Brian Benton, secretary of Dive Oahu, which rents surfboards on Waikiki Beach, said the current level of Waikiki contests is fine and actually affects his businesses less than the Waikiki street closures or the unregulated peddling from those who rent surfboards and sell lessons. But Benton encourages organizers to work together and to combine as many surf contests as possible.
“I can deal with the impact of the contests that we currently have on the beach as a good neighbor,” Benton said. “Obviously, surfing is an extremely important part of Hawaii, and we want to make sure that the kids don’t suffer by limiting contests. By the same token, we need to be mindful that the space needs to be shared.”
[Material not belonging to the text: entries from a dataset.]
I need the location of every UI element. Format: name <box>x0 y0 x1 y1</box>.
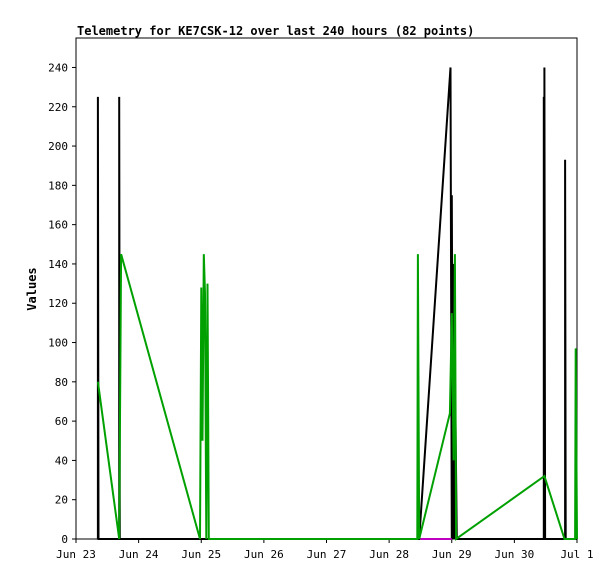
y-tick-label: 20 <box>55 494 68 507</box>
y-tick-label: 0 <box>61 533 68 546</box>
y-tick-label: 240 <box>48 61 68 74</box>
y-tick-label: 140 <box>48 258 68 271</box>
y-tick-label: 220 <box>48 101 68 114</box>
y-tick-label: 200 <box>48 140 68 153</box>
y-tick-label: 40 <box>55 454 68 467</box>
y-tick-label: 80 <box>55 376 68 389</box>
plot-area <box>75 37 578 540</box>
x-tick-label: Jun 26 <box>244 548 284 561</box>
x-tick-label: Jun 24 <box>119 548 159 561</box>
y-axis: 0 20 40 60 80 100 120 140 160 180 200 220 240 <box>48 61 76 546</box>
x-tick-label: Jun 29 <box>432 548 472 561</box>
x-axis: Jun 23 Jun 24 Jun 25 Jun 26 Jun 27 Jun 28 Jun … <box>56 539 594 561</box>
y-axis-label: Values <box>25 267 39 310</box>
series-line-1 <box>96 67 577 540</box>
x-tick-label: Jul 1 <box>560 548 593 561</box>
y-tick-label: 60 <box>55 415 68 428</box>
y-tick-label: 160 <box>48 219 68 232</box>
x-tick-label: Jun 30 <box>495 548 535 561</box>
x-tick-label: Jun 28 <box>369 548 409 561</box>
plot-frame <box>75 37 578 540</box>
x-tick-label: Jun 27 <box>307 548 347 561</box>
series-layer <box>96 67 578 541</box>
y-tick-label: 120 <box>48 297 68 310</box>
series-line-2 <box>96 253 578 541</box>
chart-title: Telemetry for KE7CSK-12 over last 240 ho… <box>77 24 474 38</box>
y-tick-label: 180 <box>48 179 68 192</box>
x-tick-label: Jun 23 <box>56 548 96 561</box>
y-tick-label: 100 <box>48 337 68 350</box>
x-tick-label: Jun 25 <box>181 548 221 561</box>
Wendell Aoki, president of the Hawaii Surfing Association and contest director, estimates that the number of South Shore surfing contests is about right, but said he supports further discussion since on occasion Waikiki might get too many contests.
“Maybe they could just drop a few that are a one-time deal or pay attention to the number of events per month. Two per month with a two-week waiting period should be fine,” Aoki said.
But the city shouldn’t make any changes until all stakeholders have had an opportunity to provide feedback, he said.
“If they make changes, there has to be discussion. Don’t just ramrod it down our throats,” Aoki added.
Randy Rarick, former director of the Triple Crown of Surfing, said North Shore limits have protected people’s enjoyment of the surf and allowed more people to train.
”There are only so many great surfing days,” he said. “People on the North Shore seem fairly happy. There’s enough free time in between events to enjoy what the North Shore has to offer.”
Rarick agrees with Garry’s quest for balance but suggests limiting South Shore events to 24 days and using a weighted system to issue permits.
“There’s way too many surfing contests at Queens, and some of them are somewhat irrelevant. They are great for the people who participate, but they aren’t bringing anything to the table,” Rarick said. “Some events don’t need quality surf and could go to secondary surfing spots.”
Champion surfer Fred Hemmings, who along with Rarick co-founded the the first pro surfing circuit, International Professional Surfers, said he also favors setting reasonable limits that are part of a weighted system.
“Of course, there should be a reasonable limit on the number of contests that can be held anywhere on the islands,” said Hemmings, who accompanied Kahanamoku on surfing promotions as a young man.
Hemmings said that limit should be prioritized with a good rating system that allows the “contests that are the best for the economy and the promotion of Hawaii and the amateur and pro surfers to take precedence.”